O economista Janduir Nóbrega concorda com este ponto de vista: “o mercado do RN ainda é limitado, com salários mais baixos”, analisa

Pereira também destaca que o contexto econômico recente do Brasil contribuiu para o cenário de endividamento dos beneficiários do Fies. “Tivemos crise econômica, pandemia e crescimento com salários baixos. Isso dificultou a capacidade de pagamento desses estudantes.”, afirma.

Além disso, ele pondera que o endividamento pode afetar decisões importantes. “Pode atrasar a saída da casa dos pais e outros planos. Ao mesmo tempo, renegociar permite reorganizar a vida financeira”, diz William Pereira.

Desenrola Fies abre caminho para renegociação

Diante do cenário, o governo federal lançou o Desenrola Fies, que permite renegociar dívidas com condições facilitadas. A adesão pode ser feita até 31 de dezembro deste ano pelos canais do Banco do Brasil e da Caixa Econômica Federal. As condições incluem parcelamento e descontos que variam conforme cada perfil. De acordo com dados repassados pelo Banco do Brasil à TRIBUNA DO NORTE, mais de 25 mil contratos já foram renegociados no país, somando cerca de R$ 1,4 bilhão.

Para William Pereira, o programa de renegociação de dívidas tem impacto direto na vida financeira dos estudantes. “O Desenrola permite que o jovem saia da inadimplência e volte a ter acesso ao crédito, reorganizando sua vida financeira”, afirma.

William aconselha que, se possível, a melhor opção é pagar o débito à vista. “Se tiver recurso, é mais vantajoso pagar à vista. Caso contrário, o parcelamento já é uma boa solução”.

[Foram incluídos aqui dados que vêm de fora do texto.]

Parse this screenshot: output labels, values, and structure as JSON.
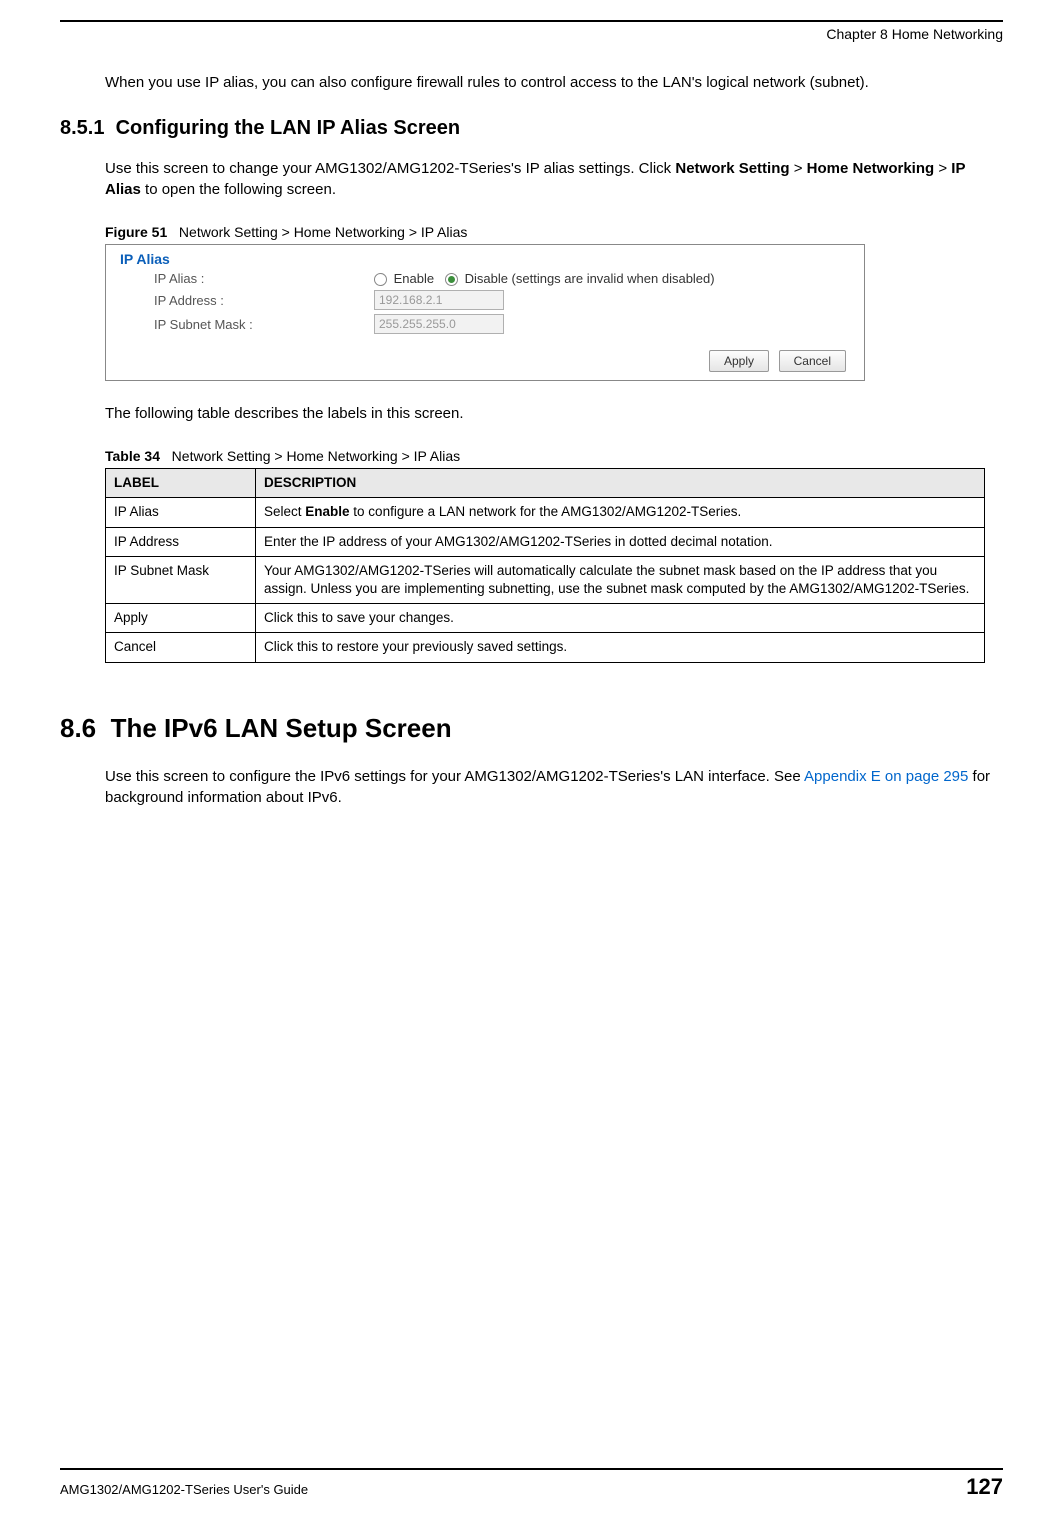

Diferente do perfil de estudantes que conseguiram concluir o curso, há também casos de pessoas que interromperam a graduação, mas que mantiveram a dívida, que se arrasta por anos. É o caso de Moab Ferreira, 32, que hoje trabalha como assessor parlamentar: “tranquei a faculdade em 2014, mas não o Fies. A dívida continuou correndo”, conta. Anos depois, ele descobriu o valor acumulado: cerca de R$ 27 mil. Agora, busca renegociar através do Desenrola Fies.

“Eu já fui ao banco para negociar através do desenrola, já estou correndo atrás. Me deram um desconto muito bom”, relatou Moab, que enxerga o programa como uma oportunidade de conseguir se inserir novamente no mercado: “Quero quitar essa dívida e limpar meu nome”.

Para o economista William Pereira, histórias como esta são comuns. “Muitos jovens ficaram inadimplentes por falta de renda ou informação. O programa ajuda a corrigir isso”, diz o economista.

Mais do que aliviar dívidas, a iniciativa pode recolocar esses jovens de volta ao mercado consumidor, permitindo desde o consumo básico até os de longo prazo. Ainda assim, especialistas alertam que a renegociação exige planejamento para evitar novos ciclos de endividamento.